Скрючившись в кресле, он попрочнее приладил пенсне и вчитался в подпись: «Илья Иванов». Может быть, провокация? Нет, не похоже. Письмо дышало неподдельным, детским, наивным энтузиазмом. Еще когда он пробовал себя на ниве драматургии… нет, этот опыт вряд ли поможет. Луначарский сильно подозревал – а значит, подсознательно верил – в свою полную несостоятельность как написателя пиес. Откровенная издевка? «И ангелы ходили к дочерям человеческим… освободим обезьяну от гнета эксплуататорских пережитков…» Создавалось впечатление, будто образованный человек старой школы сознательно порет чушь, подстраиваясь под убогое мышление восторжествовавшего класса. Нарком поморщился, вспоминая прискорбное дело коммуны с Елагина острова, куда согнали ненужных и обиженных гуманитариев. Очень, очень похоже. Но партия и правительство, подумал он, тоже не без юмора и могут достойно ответить на высокомерную провокацию.

«..Метод искусственного оплодотворения дает возможность ближе подойти к ответу на вопрос о происхождении человека. С первых шагов научной деятельности я пытался осуществить постановку опытов скрещивания человека и антропоидных обезьян. В свое время я вел переговоры с бывшими владельцами знаменитых зоопарков, однако страх перед Святейшим Синодом оказался сильнее желания пойти навстречу этому начинанию… Предполагаю, что советское правительство могло бы в интересах науки и пропаганды естественноисторического мировоззрения пойти навстречу в этом деле…»

Прежде, чем начертать нейтральную резолюцию, Луначарский отложил перо, отхлебнул чаю. Сколько он просит денег? Пятнадцать тысяч долларов? Нет, это положительно немыслимо. «Копия сей докладной записки… Цюрупе…»

Он и Рыкову написал; тот не захотел связываться с красным профессором и переслал письмо Луначарскому:

«…Получение гибридов между различными видами антропоидов более чем вероятно… Мои попытки в дореволюционное время наладить работу в этом направлении не имели успеха. С одной стороны мешали религиозные предрассудки, с другой – для организации этих опытов требовалась исключительная обстановка…»

Луначарский потребовал соединить его с Цюрупой.

– Алло, – промямлил он в трубку. – Луначарский у аппарата. Тут у меня лежит письмо одного сумасшедшего… Да, Иванов… Как? Вы что же – согласились дать ему денег? Я понимаю, что почему бы и нет – но почему бы и да? Да, слог располагает к содействию, я согласен… – Луначарский не без ехидства откашлялся. – В конце концов, почему бы нам не освободить обезьяну? Заодно… Да, мое дело – сугубо умозрительное… С коммунистическим приветом…

Какое-то время он сидел, стараясь вернуть себе достаточное самообладание. Он, разумеется, не возражал против того, чтобы сознание проникло как можно глубже в материю. К нему уже приходили с предложением отменить времена года… Между прочим, податель прошения пишет: скрестил оленей с коровами, вывел оленебыка… скрестил крысу и мышь… чем черт не шутит?

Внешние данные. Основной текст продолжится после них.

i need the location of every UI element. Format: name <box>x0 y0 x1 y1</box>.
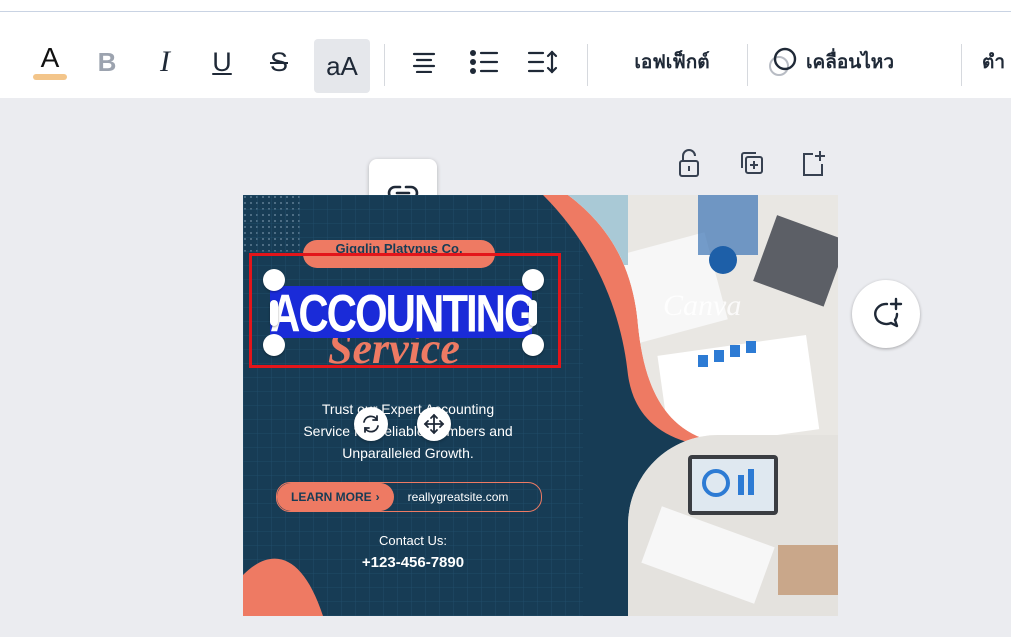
comment-add-icon <box>874 297 903 328</box>
resize-handle-right[interactable] <box>529 300 537 326</box>
add-page-button[interactable] <box>799 148 827 178</box>
duplicate-button[interactable] <box>737 148 765 178</box>
duplicate-icon <box>741 152 763 174</box>
canva-watermark: Canva <box>663 289 741 322</box>
underline-icon: U <box>212 46 232 77</box>
add-page-icon <box>803 151 825 176</box>
comment-add-button[interactable] <box>852 280 920 348</box>
toolbar-separator <box>747 44 748 86</box>
website-text: reallygreatsite.com <box>407 490 509 504</box>
effects-label: เอฟเฟ็กต์ <box>634 51 710 73</box>
body-line-2: Service for Reliable Numbers and <box>303 423 513 439</box>
italic-button[interactable]: I <box>148 40 182 84</box>
body-line-3: Unparalleled Growth. <box>342 445 474 461</box>
selection-outline <box>249 253 561 368</box>
toolbar-separator <box>587 44 588 86</box>
position-button[interactable]: ตำ <box>982 40 1011 84</box>
lock-button[interactable] <box>675 148 703 178</box>
align-button[interactable] <box>405 42 443 82</box>
spacing-icon <box>527 50 558 74</box>
resize-handle-left[interactable] <box>270 300 278 326</box>
bottom-photo <box>628 435 838 616</box>
resize-handle-bottom-right[interactable] <box>522 334 544 356</box>
contact-label: Contact Us: <box>379 533 447 548</box>
body-line-1: Trust our Expert Accounting <box>321 401 495 417</box>
effects-button[interactable]: เอฟเฟ็กต์ <box>608 40 736 84</box>
move-icon <box>423 413 445 435</box>
animate-icon <box>769 47 797 76</box>
animate-button[interactable]: เคลื่อนไหว <box>766 40 940 84</box>
text-color-button[interactable]: A <box>30 38 70 86</box>
toolbar-separator <box>384 44 385 86</box>
phone-number: +123-456-7890 <box>361 554 465 571</box>
chevron-right-icon: › <box>375 490 380 504</box>
italic-icon: I <box>160 45 170 78</box>
strikethrough-icon: S <box>269 46 288 77</box>
cta-pill: LEARN MORE › reallygreatsite.com <box>276 482 542 512</box>
bold-icon: B <box>97 46 117 77</box>
strikethrough-button[interactable]: S <box>262 40 296 84</box>
resize-handle-top-left[interactable] <box>263 269 285 291</box>
list-icon <box>470 50 499 74</box>
text-color-icon: A <box>40 42 60 73</box>
learn-more-label: LEARN MORE <box>291 490 372 504</box>
rotate-icon <box>363 415 379 433</box>
resize-handle-bottom-left[interactable] <box>263 334 285 356</box>
list-button[interactable] <box>464 42 504 82</box>
animate-label: เคลื่อนไหว <box>806 51 894 73</box>
resize-handle-top-right[interactable] <box>522 269 544 291</box>
letter-case-label: aA <box>326 50 358 81</box>
body-text: Trust our Expert Accounting Service for … <box>273 398 543 464</box>
learn-more-button: LEARN MORE › <box>277 483 394 511</box>
spacing-button[interactable] <box>523 42 563 82</box>
position-label: ตำ <box>982 51 1006 73</box>
rotate-button[interactable] <box>354 407 388 441</box>
text-toolbar: A B I U S aA เอฟเฟ็กต์ เคลื่อนไหว ตำ <box>0 12 1011 98</box>
text-color-swatch <box>33 74 67 80</box>
toolbar-separator <box>961 44 962 86</box>
office-illustration <box>628 435 838 616</box>
bold-button[interactable]: B <box>90 40 124 84</box>
move-button[interactable] <box>417 407 451 441</box>
align-icon <box>412 52 436 73</box>
lock-icon <box>679 149 699 177</box>
underline-button[interactable]: U <box>205 40 239 84</box>
letter-case-button[interactable]: aA <box>314 39 370 93</box>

Далеко не последним соображением в поддержку неизвестного Иванова было то, что вся тяжесть финансового ручательства ложилась на плечи Цюрупы; он же, Луначарский, одобрял предприятие с позиций научных и культурных.

Впрочем, он распорядился подготовить справку о фигуре просителя. Тот подписывался мало что Ильей Ивановым, но вдобавок и профессором, а Луначарский, не понаслышке знакомый с академическими кругами, такого не припоминал. Правда, Иванов был биолог, а в биологии нарком разбирался довольно плохо и никогда не был близок с ее развивателями. Сведения предоставили в кратчайший срок, и Луначарский прочел: «Илья Иванович Иванов… 1870 года… биолог-животновод… разработал теоретические основы осеменения сельскохозяйственных животных… Синод запретил… Питомник „Аскания-Нова“… владелец – барон Фальц-Фейн… отказался финансировать сатанинский эксперимент…» Да, человек уважаемый и солидный. Не мальчик, как говорится, но муж.

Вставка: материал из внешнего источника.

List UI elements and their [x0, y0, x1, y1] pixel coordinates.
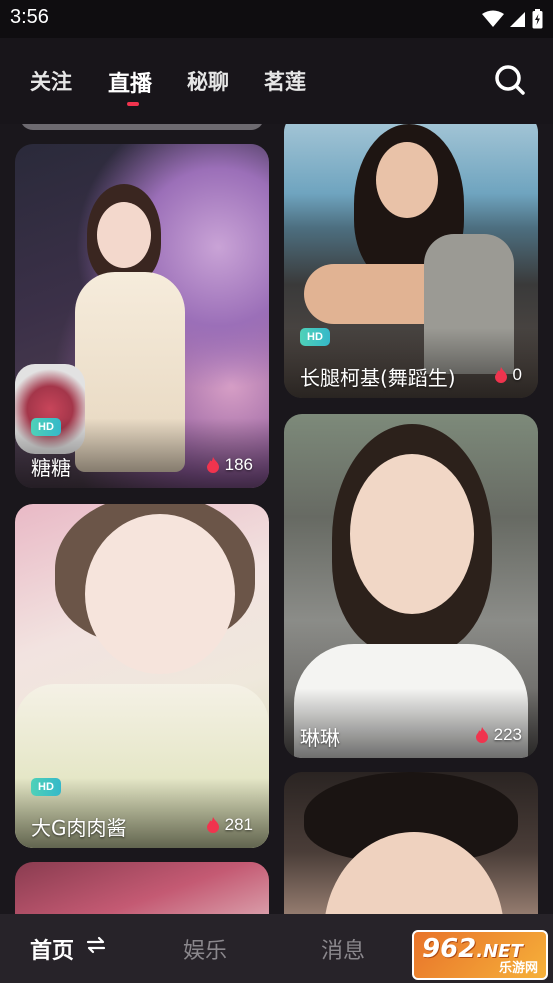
nav-messages[interactable]: 消息	[321, 933, 365, 965]
tab-private-chat[interactable]: 秘聊	[187, 66, 229, 96]
tab-live[interactable]: 直播	[108, 66, 152, 98]
streamer-name: 糖糖	[31, 456, 71, 480]
flame-icon	[206, 457, 219, 473]
stream-thumbnail	[15, 862, 269, 914]
popularity-value: 223	[493, 725, 522, 744]
streamer-face	[350, 454, 474, 614]
active-tab-indicator	[127, 102, 139, 106]
watermark-subtext: 乐游网	[498, 961, 538, 976]
streamer-name: 大G肉肉酱	[31, 816, 127, 840]
flame-icon	[206, 817, 219, 833]
hd-badge: HD	[31, 778, 61, 796]
streamer-name: 琳琳	[300, 726, 340, 750]
popularity-count: 0	[494, 365, 522, 385]
popularity-value: 0	[512, 365, 522, 384]
flame-icon	[494, 367, 507, 383]
streamer-name: 长腿柯基(舞蹈生)	[300, 366, 456, 390]
site-watermark-logo: 962.NET 乐游网	[412, 930, 548, 980]
status-icons	[482, 9, 543, 29]
streamer-face	[85, 514, 235, 674]
battery-icon	[532, 9, 543, 29]
nav-home[interactable]: 首页	[30, 933, 74, 965]
live-card[interactable]: HD 糖糖 186	[15, 144, 269, 488]
wifi-icon	[482, 10, 504, 27]
signal-icon	[510, 12, 525, 27]
swap-icon[interactable]	[86, 935, 106, 955]
live-card-partial[interactable]	[284, 772, 538, 914]
live-card[interactable]: HD 长腿柯基(舞蹈生) 0	[284, 124, 538, 398]
live-card-partial-top[interactable]	[20, 124, 264, 130]
live-card[interactable]: 琳琳 223	[284, 414, 538, 758]
streamer-face	[97, 202, 151, 268]
live-card-partial[interactable]	[15, 862, 269, 914]
top-tab-bar: 关注 直播 秘聊 茗莲	[0, 38, 553, 124]
popularity-count: 223	[475, 725, 522, 745]
popularity-count: 186	[206, 455, 253, 475]
flame-icon	[475, 727, 488, 743]
popularity-count: 281	[206, 815, 253, 835]
live-feed[interactable]: HD 糖糖 186 HD 长腿柯基(舞蹈生) 0 HD 大G肉肉酱 281 琳琳…	[0, 124, 553, 914]
hd-badge: HD	[31, 418, 61, 436]
nav-entertainment[interactable]: 娱乐	[183, 933, 227, 965]
popularity-value: 186	[224, 455, 253, 474]
popularity-value: 281	[224, 815, 253, 834]
tab-minglian[interactable]: 茗莲	[264, 66, 306, 96]
search-icon[interactable]	[494, 64, 526, 96]
status-bar: 3:56	[0, 0, 553, 38]
tab-follow[interactable]: 关注	[30, 66, 72, 96]
hd-badge: HD	[300, 328, 330, 346]
status-time: 3:56	[10, 6, 49, 28]
live-card[interactable]: HD 大G肉肉酱 281	[15, 504, 269, 848]
streamer-face	[376, 142, 438, 218]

«Я хочу его видеть», – вдруг решил Луначарский.

Получасом раньше он думал отправить бумагу в мусорную корзину.

– Будьте добры, пригласите товарища Иванова на беседу, – нарком всегда был исключительно вежлив с секретарями.

Отдав приказание, он задумался. Проект профессора требовал материала, и хорошо, если дело уладится стараниями волонтеров. Луначарскому не так-то легко было представить себе добровольцев, согласных послужить воплощению профессорских планов в жизнь. Однако Илья Иванович не замедлил представить письменные доказательства обратного: толстую пачку полуграмотных и восторженных писем, где выражалось пламенное желание употребить молодую силу на благо селекции. Нарком жил на свете не первый день и понимал, что никакие порывы не исключат в дальнейшем более или менее принудительного характера опытов. Скорее, они поспособствуют принуждению. «В смысле наказания? Нет, – Луначарский, будучи гуманистом, состроил брезгливую гримасу. – В смысле искупления – так, пожалуй, выйдет лучше».

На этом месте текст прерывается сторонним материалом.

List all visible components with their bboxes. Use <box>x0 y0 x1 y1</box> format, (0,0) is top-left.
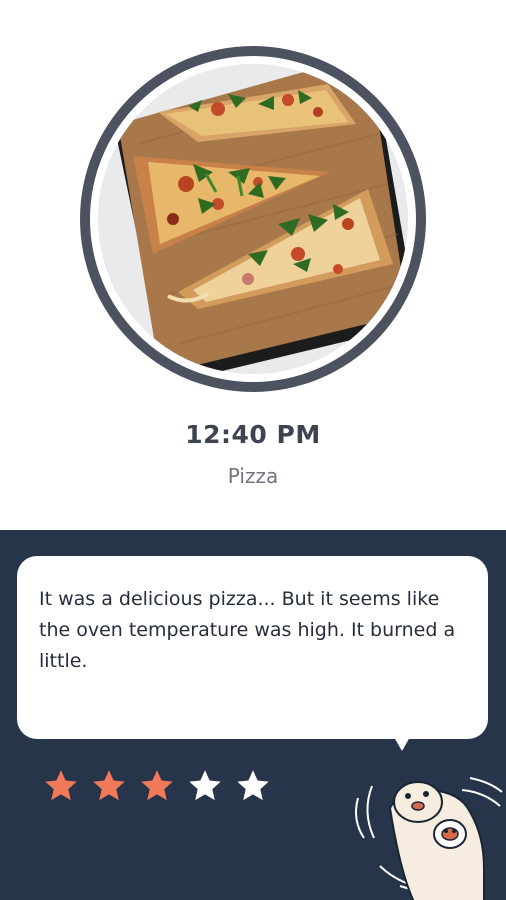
star-icon[interactable] <box>139 768 175 804</box>
bubble-tail <box>394 737 410 751</box>
comment-bubble[interactable]: It was a delicious pizza... But it seems… <box>17 556 488 739</box>
meal-photo[interactable] <box>98 64 408 374</box>
otter-mascot-icon <box>355 777 503 900</box>
review-panel: It was a delicious pizza... But it seems… <box>0 530 506 900</box>
meal-header: 12:40 PM Pizza <box>0 0 506 530</box>
comment-text: It was a delicious pizza... But it seems… <box>39 588 456 672</box>
star-icon[interactable] <box>91 768 127 804</box>
star-icon[interactable] <box>235 768 271 804</box>
food-name: Pizza <box>227 464 279 488</box>
photo-border <box>90 56 416 382</box>
meal-time: 12:40 PM <box>185 420 321 449</box>
star-rating[interactable] <box>43 768 271 808</box>
pizza-photo <box>98 64 408 374</box>
star-icon[interactable] <box>187 768 223 804</box>
star-icon[interactable] <box>43 768 79 804</box>
meal-photo-frame[interactable] <box>80 46 426 392</box>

Он поймал себя на том, что уже ищет пути реализации замыслов Иванова. Возможно, преждевременно. Ну, как проситель и в самом деле окажется безумцем? Да, заслуги; да, мировая известность. Но никто ведь не застрахован от умственного расстройства, особенно в наше переходное время. Помыслив такое, нарком поперхнулся чаем, недовольный направленностью своих рассуждений.

4

Профессор-биолог Илья Иванович Иванов немного не добирал до хрестоматийного образа представительного ученого старой школы. Виной тому был искренний, поистине революционный энтузиазм, который смягчил Луначарского и вообще расположил его к посетителю. Иванов еле удерживался на стуле, готовый вскочить, дабы восторженно, с непосредственностью ребенка посвятить очередного слушателя в свои необычные намерения. Луначарский подумал, что профессор, пожалуй, не покривил душой и был вполне честен в своем желании «освободить обезьяну». Иванов ухватился за популярную идею поголовного освобождения униженных и оскорбленных, как за веревку, брошенную ему с воздушного шара. У него не было времени разбираться в ее состоятельности; она работала, она шла на пользу дела, она отражала мировую эволюционную тенденцию – а значит, ее пристальное рассмотрение становилось делом второстепенным.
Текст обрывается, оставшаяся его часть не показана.